Crater Lake National Park. Or, How Many Pictures Can You Take of the Same Lake?
Answer: A lot. Especially when it’s this beautiful.
After spending a few days on the gorgeous Oregon coast, I somewhat reluctantly drove inland towards Crater Lake National Park. Crater Lake is a 2,000 foot deep body of water that fills the caldera, formed by the eruption of Mount Mazama approximately 7,700 years ago. Later eruptions of the volcano created Wizard Island. Though the park is famous for the deep blue color of the water, the remanents of the rim are equally beautiful, providing the ideal frame for such a masterpiece.

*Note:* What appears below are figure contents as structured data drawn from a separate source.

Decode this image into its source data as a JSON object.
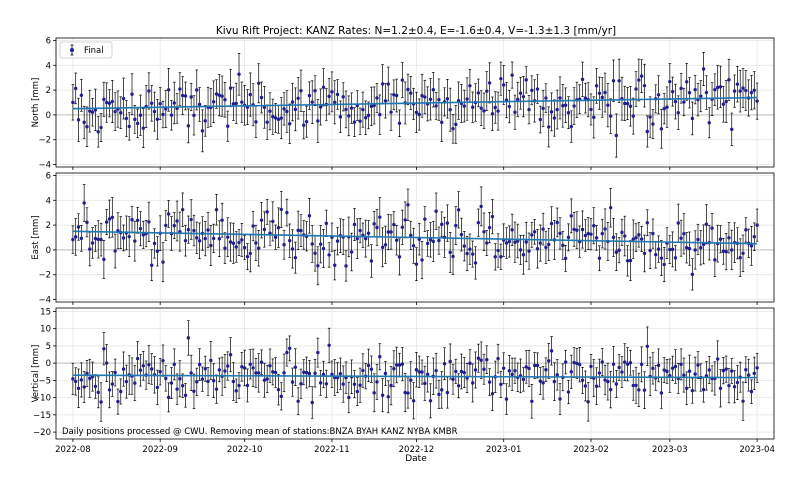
{
  "title": "Kivu Rift Project: KANZ  Rates: N=1.2±0.4, E=-1.6±0.4, V=-1.3±1.3 [mm/yr]",
  "footnote": "Daily positions processed @ CWU. Removing mean of stations:BNZA BYAH KANZ NYBA KMBR",
  "colors": {
    "points": "#1f1f8f",
    "errorbar": "#000000",
    "trend": "#1f77b4",
    "zeroline": "#bdbdbd",
    "grid": "#e6e6e6"
  },
  "chart_data": {
    "type": "scatter",
    "xlabel": "Date",
    "x_range": [
      "2022-07-26",
      "2023-04-07"
    ],
    "x_ticks": [
      "2022-08-01",
      "2022-09-01",
      "2022-10-01",
      "2022-11-01",
      "2022-12-01",
      "2023-01-01",
      "2023-02-01",
      "2023-03-01",
      "2023-04-01"
    ],
    "x_tick_labels": [
      "2022-08",
      "2022-09",
      "2022-10",
      "2022-11",
      "2022-12",
      "2023-01",
      "2023-02",
      "2023-03",
      "2023-04"
    ],
    "series_start": "2022-08-01",
    "series_end": "2023-04-01",
    "grid": true,
    "legend": {
      "position": "top-left",
      "entries": [
        "Final"
      ]
    },
    "panels": [
      {
        "name": "north",
        "ylabel": "North [mm]",
        "ylim": [
          -4.2,
          6.2
        ],
        "yticks": [
          -4,
          -2,
          0,
          2,
          4,
          6
        ],
        "trend": {
          "start": 0.5,
          "end": 1.4
        },
        "scatter_std": 1.0,
        "error_std": 1.4,
        "annotation": ""
      },
      {
        "name": "east",
        "ylabel": "East [mm]",
        "ylim": [
          -4.2,
          6.2
        ],
        "yticks": [
          -4,
          -2,
          0,
          2,
          4,
          6
        ],
        "trend": {
          "start": 1.5,
          "end": 0.5
        },
        "scatter_std": 1.0,
        "error_std": 1.3,
        "annotation": ""
      },
      {
        "name": "vertical",
        "ylabel": "Vertical [mm]",
        "ylim": [
          -22,
          16
        ],
        "yticks": [
          -20,
          -15,
          -10,
          -5,
          0,
          5,
          10,
          15
        ],
        "trend": {
          "start": -3.5,
          "end": -4.2
        },
        "scatter_std": 3.5,
        "error_std": 4.5,
        "annotation": "Daily positions processed @ CWU. Removing mean of stations:BNZA BYAH KANZ NYBA KMBR"
      }
    ]
  }
}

With water that colorful, I had to go in, even though the water is a brisk 57 degrees. Totally worth it though:
The park has a few extra surprises, including fumaroles:
These fumaroles were areas where underground heat was vented, which caused the pumice to compact and cement. Lighter volcanic ash and pumice from the later eruption of Mount Mazama was deposited around them but was eroded, leaving these tall, thin structures. Just behind the rim lies fields of flowers in the chunks of pumice, which were lovely in the late afternoon sunlight.
I’m off hiking for the next few days in some state parks and national monument areas where I will be most likely out of touch, but this post and the next are scheduled to post in my absence.